Church Fathers like Athanasius stated that Christmas is the miracle of God entering human history. We used to exchange gifts during the Christmas season in remembrance of Christ being the most excellent gift God gave to humanity. However, when thoughts about this excellent gift from God are forgotten, and only the market’s gifts become the subject of thought, and a gift-exchange culture (Barter System) centred around the market develops, the spiritual value of Christmas is lost. Christmas was an Economy of Grace. But now it is being transformed into an Economy of Profit.
The concept of Hyperreality by the French thinker Jean Baudrillard—the condition where signs replace the reality they represent—is also applicable to today’s Christmas celebrations. Christmas becomes a Simulation without its soul. The rituals of Christmas are separated from their value: snow even in malls in tropical countries, curated nostalgia, and gift exchanges in the barter method. The Christmas season becomes a business system for the circulation of goods.

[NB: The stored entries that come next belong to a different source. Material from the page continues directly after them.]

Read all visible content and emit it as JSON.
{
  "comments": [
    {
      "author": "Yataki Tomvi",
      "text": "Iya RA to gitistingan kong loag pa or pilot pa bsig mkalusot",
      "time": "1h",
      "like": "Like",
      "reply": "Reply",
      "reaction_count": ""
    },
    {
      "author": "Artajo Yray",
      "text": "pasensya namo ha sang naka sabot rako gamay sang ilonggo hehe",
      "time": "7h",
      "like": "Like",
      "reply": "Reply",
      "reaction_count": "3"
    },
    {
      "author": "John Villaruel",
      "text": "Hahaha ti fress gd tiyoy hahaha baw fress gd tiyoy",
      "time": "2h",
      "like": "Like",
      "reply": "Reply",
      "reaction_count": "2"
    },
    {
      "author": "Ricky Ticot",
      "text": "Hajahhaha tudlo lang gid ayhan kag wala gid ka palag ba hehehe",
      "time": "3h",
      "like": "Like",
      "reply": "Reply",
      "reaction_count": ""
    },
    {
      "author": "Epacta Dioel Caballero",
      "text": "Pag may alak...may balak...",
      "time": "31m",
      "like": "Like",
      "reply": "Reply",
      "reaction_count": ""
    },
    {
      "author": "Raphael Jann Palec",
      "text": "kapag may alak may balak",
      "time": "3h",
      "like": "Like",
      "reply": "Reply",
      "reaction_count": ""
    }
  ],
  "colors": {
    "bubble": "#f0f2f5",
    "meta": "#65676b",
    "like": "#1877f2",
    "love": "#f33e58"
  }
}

The statement of St. Athanasius of Alexandria, a great Father of the Church, is noteworthy: “God became man so that man might become God.” If that is Christmas, then those who need to see the face of God now only need to look at the faces of helpless people. The faces of the poor who are evicted in various places are the very likeness of Joseph and Mary who were turned away! The same pain felt by the Son of Man who had no place to lay his head is the pain of the poor people in protest grounds! The faces of the migrant workers toiling in dangerous conditions are the very likeness of the carpenter’s son who did woodworking for a living!
“I am hungry, I am thirsty, I am naked” – these pathetic cries are now the word of God to you. From now on, you can see God everywhere: in classrooms, markets, farmlands, inns, and protest grounds. Because God created all humans in His own image and likeness. From now on, heaven is as vast as can be shrunk into a stable. The mythical gods dwelling on Mount Olympus are now irrelevant. This is because God manifests to humanity in the stable of simplicity.
How true the poet sings: “In every child’s cry, I hear a crore of God’s lament; In every burnt-out lamp’s eye, I see a crore of divine despair! He is knocking at the door of your heart, as in the Book of Revelation. Innkeeper, is there room in your life for God to be born? Or, like the census takers of Bethlehem, are you also busy calculating profits and losses?”
How right is the French theologian Teilhard de Chardin when he speaks of the Incarnation: “Christ became human to save humans; He became the broken bread to include even the non-living worlds within the scope of salvation.” Did not the one born in Bethlehem, which means “House of Bread,” become the Bread of Life in Zion? The bread that satisfies all of humanity’s hunger! For those caught in the market of materialism, this bread is just wheat bread; just as the Divine Child, worshipped by the wise men, became a victim to be killed by Herod!